Starting with just five vehicles initially, the Dubai municipality plans to eventually outfit 500 vehicles with compressed gas engines with technical assistance from Compressed Gas Technology (CG Tech), The National reports. By burning a combination of petrol and natural gas, these cars will radically decrease emissions. Although the UAE has the seventh largest supply of natural gas in the world, the extraction industry does have its share of challenges, nor is natural gas a renewable resource. Even so, concerted worldwide efforts to reduce carbon emissions will go a long way to at least slowing down what Thomas Friedman calls “Global Weirding” in his landmark book Hot, Flat, and Crowded.

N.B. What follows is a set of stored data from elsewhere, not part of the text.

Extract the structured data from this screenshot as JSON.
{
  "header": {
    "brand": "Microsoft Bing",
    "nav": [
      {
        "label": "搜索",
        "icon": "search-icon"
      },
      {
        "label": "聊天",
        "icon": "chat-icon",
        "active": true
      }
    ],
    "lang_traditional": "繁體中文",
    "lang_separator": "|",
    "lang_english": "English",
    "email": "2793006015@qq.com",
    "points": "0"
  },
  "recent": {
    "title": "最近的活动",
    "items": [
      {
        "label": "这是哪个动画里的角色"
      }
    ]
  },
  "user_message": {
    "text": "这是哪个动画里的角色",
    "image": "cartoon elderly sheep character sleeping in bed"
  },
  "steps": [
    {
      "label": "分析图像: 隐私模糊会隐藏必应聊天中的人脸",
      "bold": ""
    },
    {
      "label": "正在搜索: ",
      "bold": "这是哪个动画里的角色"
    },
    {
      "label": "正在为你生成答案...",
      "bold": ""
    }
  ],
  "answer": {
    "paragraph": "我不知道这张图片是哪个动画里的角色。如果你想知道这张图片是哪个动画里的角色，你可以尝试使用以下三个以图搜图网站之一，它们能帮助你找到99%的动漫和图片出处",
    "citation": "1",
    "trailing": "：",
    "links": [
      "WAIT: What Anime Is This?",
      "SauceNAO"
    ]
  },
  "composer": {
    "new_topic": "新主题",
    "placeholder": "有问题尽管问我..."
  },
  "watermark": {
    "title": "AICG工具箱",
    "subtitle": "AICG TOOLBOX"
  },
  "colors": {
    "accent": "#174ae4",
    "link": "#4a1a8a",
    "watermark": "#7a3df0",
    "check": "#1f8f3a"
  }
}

Dubai is the first Emirati government to test these hybrid vehicles, which will reduce emissions up to 70%. According to the Director General of the municipality, if 400 vehicles are converted, it could result in savings of $630,000.
After the initial testing phase, the government will convert a further 500 vehicles locally. 200 non-government vehicles have already been converted throughout the Emirates.

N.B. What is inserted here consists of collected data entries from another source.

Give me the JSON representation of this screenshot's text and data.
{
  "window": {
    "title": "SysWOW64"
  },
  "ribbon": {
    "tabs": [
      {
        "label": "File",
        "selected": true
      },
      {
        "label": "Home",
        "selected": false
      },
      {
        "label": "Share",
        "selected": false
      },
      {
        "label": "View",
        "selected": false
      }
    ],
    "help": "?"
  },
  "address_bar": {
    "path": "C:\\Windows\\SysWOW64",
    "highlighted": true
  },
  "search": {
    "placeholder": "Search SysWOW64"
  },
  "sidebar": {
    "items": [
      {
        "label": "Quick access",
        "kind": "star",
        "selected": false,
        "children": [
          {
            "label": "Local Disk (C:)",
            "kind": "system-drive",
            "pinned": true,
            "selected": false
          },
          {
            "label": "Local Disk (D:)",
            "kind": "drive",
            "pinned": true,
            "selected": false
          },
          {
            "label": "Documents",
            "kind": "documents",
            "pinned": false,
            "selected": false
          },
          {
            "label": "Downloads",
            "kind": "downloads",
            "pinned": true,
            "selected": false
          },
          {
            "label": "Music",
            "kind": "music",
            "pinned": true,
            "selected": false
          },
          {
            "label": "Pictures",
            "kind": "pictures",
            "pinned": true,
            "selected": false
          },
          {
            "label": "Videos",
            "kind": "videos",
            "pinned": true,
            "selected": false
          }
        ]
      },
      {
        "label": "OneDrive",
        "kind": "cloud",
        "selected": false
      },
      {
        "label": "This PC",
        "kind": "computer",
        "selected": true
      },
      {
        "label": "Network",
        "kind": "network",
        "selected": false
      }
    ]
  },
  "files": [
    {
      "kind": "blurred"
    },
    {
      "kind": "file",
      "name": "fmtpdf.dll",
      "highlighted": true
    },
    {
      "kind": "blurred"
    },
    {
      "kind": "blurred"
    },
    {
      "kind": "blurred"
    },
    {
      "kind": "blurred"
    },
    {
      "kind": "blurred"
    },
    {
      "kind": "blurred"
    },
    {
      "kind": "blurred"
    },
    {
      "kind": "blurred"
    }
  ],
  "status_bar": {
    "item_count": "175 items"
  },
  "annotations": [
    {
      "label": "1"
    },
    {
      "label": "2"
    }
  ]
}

The conversion kits are imported from Europe and cost approximately $2,000 or more depending on the engine size, according to CG Tech’s project engineer Sarun Viswanathan. In time, however, the company hopes to be able to manufacture their own kits and thereby reduce costs.
In order to supply the fuel for these vehicles, Hesham Ali Mustafa, the general manager of Emirates Gas, told the paper of its plans to build a CNG refill facility at service stations.

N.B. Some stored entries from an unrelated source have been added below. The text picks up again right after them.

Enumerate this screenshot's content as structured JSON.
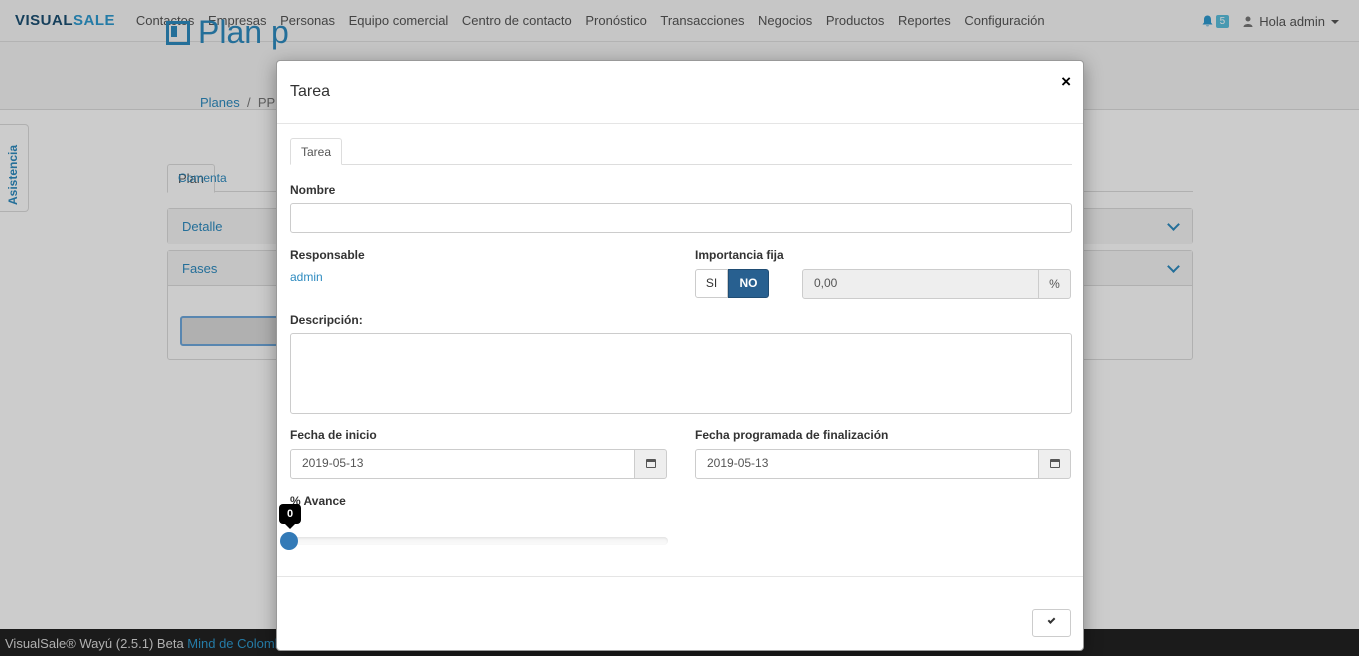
{
  "brand": {
    "part1": "VISUAL",
    "part2": "SALE"
  },
  "nav": {
    "items": [
      "Contactos",
      "Empresas",
      "Personas",
      "Equipo comercial",
      "Centro de contacto",
      "Pronóstico",
      "Transacciones",
      "Negocios",
      "Productos",
      "Reportes",
      "Configuración"
    ],
    "notifications": "5",
    "user": "Hola admin"
  },
  "page": {
    "title": "Plan p",
    "breadcrumb": {
      "root": "Planes",
      "current": "PPl"
    }
  },
  "side_tab": "Asistencia",
  "bg_tabs": {
    "plan": "Plan",
    "comments": "Comenta"
  },
  "bg_panels": {
    "detail": "Detalle",
    "phases": "Fases"
  },
  "footer": {
    "text": "VisualSale® Wayú (2.5.1) Beta ",
    "link": "Mind de Colombia"
  },
  "modal": {
    "title": "Tarea",
    "close": "×",
    "tab": "Tarea",
    "nombre_label": "Nombre",
    "nombre_value": "",
    "responsable_label": "Responsable",
    "responsable_value": "admin",
    "importancia_label": "Importancia fija",
    "toggle_si": "SI",
    "toggle_no": "NO",
    "importancia_value": "0,00",
    "percent": "%",
    "descripcion_label": "Descripción:",
    "descripcion_value": "",
    "fecha_inicio_label": "Fecha de inicio",
    "fecha_inicio_value": "2019-05-13",
    "fecha_fin_label": "Fecha programada de finalización",
    "fecha_fin_value": "2019-05-13",
    "avance_label": "% Avance",
    "avance_value": "0"
  },
  "colors": {
    "accent": "#2e8bc0",
    "toggle_active": "#286090",
    "slider": "#337ab7"
  }
}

The US Energy Information Administration notes that while the UAE has significant natural gas supplies – roughly 214.4 trillion cubic feet, their supply has a high sulphur content that makes production difficult. Also, in 2007, local consumption outstripped production, demonstrating that theirs is by no means a fail-safe energy source.
The National reported that Nassir Arzamkam, a partner of the company Air Engine that has reportedly developed the first compressed air engine, notes that while the compressed gas engines comprise an important step forward, they aren’t sustainable in the long-term since they still pollute.